The image presented by both his defenders and detractors has barely changed over four centuries. On the whole, biographies by his defenders have been appallingly bad. The scholarship of his enemies has by contrast usually been excellent. The splendid research done by modern Belgian, Dutch and English-speaking historians has completely altered our knowledge of aspects of his policies, but barely touched Philip's personal image. 'To historians he is an enigma', the most eminent historian of our time, Fernand Braudel, was obliged to conclude.
The American J. L. Motley penned in 1855 the classic portrait of Philip as the incarnation of evil: 'mediocrity, pedant, reserved, suspicious, his mind was incredibly small... bigot, grossly licentious, cruel... a consummate tyrant'. Some Spanish contemporaries of Motley shared the same view. One of them affirmed (in 1889) that 'the figure of Philip has always been a somber page in our history... Suspicious, cruel, vengeful... He committed authentic crimes with terrifying cold-bloodedness'. In an influential Spanish study of 1948, notable for its attempt to be fair to Philip, Gregorio Maranon could still portray him as suspicious, week, indecisive and an accomplice in murder.
Through the centuries no historian dared to look closely into Philip the man.

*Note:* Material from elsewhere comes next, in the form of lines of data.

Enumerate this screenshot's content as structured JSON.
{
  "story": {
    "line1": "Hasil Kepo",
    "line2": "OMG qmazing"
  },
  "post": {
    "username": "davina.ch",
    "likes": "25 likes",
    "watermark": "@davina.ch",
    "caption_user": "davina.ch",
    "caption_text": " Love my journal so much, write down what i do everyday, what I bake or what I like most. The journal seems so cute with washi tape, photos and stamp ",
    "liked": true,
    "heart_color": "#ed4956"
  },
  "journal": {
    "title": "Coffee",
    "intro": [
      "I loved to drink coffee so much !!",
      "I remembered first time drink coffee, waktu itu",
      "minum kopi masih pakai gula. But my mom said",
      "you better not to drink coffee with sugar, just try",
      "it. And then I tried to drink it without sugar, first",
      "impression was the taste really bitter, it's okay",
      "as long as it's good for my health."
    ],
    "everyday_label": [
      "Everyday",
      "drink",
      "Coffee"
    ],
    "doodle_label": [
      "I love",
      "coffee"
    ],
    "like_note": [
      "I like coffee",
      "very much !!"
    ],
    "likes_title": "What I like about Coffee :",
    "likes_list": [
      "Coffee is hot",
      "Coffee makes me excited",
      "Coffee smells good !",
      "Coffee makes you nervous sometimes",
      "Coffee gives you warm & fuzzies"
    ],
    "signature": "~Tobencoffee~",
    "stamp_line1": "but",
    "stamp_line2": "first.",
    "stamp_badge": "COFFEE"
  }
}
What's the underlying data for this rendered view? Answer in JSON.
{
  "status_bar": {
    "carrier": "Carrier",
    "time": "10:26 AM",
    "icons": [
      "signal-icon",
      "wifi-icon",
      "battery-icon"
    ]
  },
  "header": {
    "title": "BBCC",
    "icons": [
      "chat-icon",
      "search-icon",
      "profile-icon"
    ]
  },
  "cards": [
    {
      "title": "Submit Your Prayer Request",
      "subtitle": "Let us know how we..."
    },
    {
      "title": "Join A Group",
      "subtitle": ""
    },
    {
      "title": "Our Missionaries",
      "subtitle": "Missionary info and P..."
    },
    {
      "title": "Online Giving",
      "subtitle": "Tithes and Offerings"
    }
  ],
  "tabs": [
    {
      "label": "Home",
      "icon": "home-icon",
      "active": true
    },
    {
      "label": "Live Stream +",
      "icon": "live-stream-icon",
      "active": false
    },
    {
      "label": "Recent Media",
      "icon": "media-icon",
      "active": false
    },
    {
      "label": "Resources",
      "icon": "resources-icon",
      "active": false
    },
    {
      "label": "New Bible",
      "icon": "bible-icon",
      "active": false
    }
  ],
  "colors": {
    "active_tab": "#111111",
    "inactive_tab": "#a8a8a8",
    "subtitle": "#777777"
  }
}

The only attempt at a purely biographical study was that by the [XI] Dane, Carl Bratli in 1912. Nearly all the multi-volume accounts (by Prescott, Merriman, and Forneron) are in reality political histories of the reign. The recent short life by Geoffrey Parker (1978) includes several personal details, but is also mainly a political survey and has significant differences of presentation from my own. Until now, in short, we have known very little about the thoughts, motives and preferences of the man who for half a century, during one of the most crucial epochs in history, governed the most extensive empire in the world.
This is the first full-length and fully researched biography of the king ever written. It has been made possible by the use at every point oа entirely new manuscript sources, many of them hitherto unknown. Previous 'biographies' have dedicated themselves largely to foreign politics; this study by contrast places special emphasis on the king and on his principal environment, Spain. At the same time due attention has been paid to the part played by America in forming his outlook.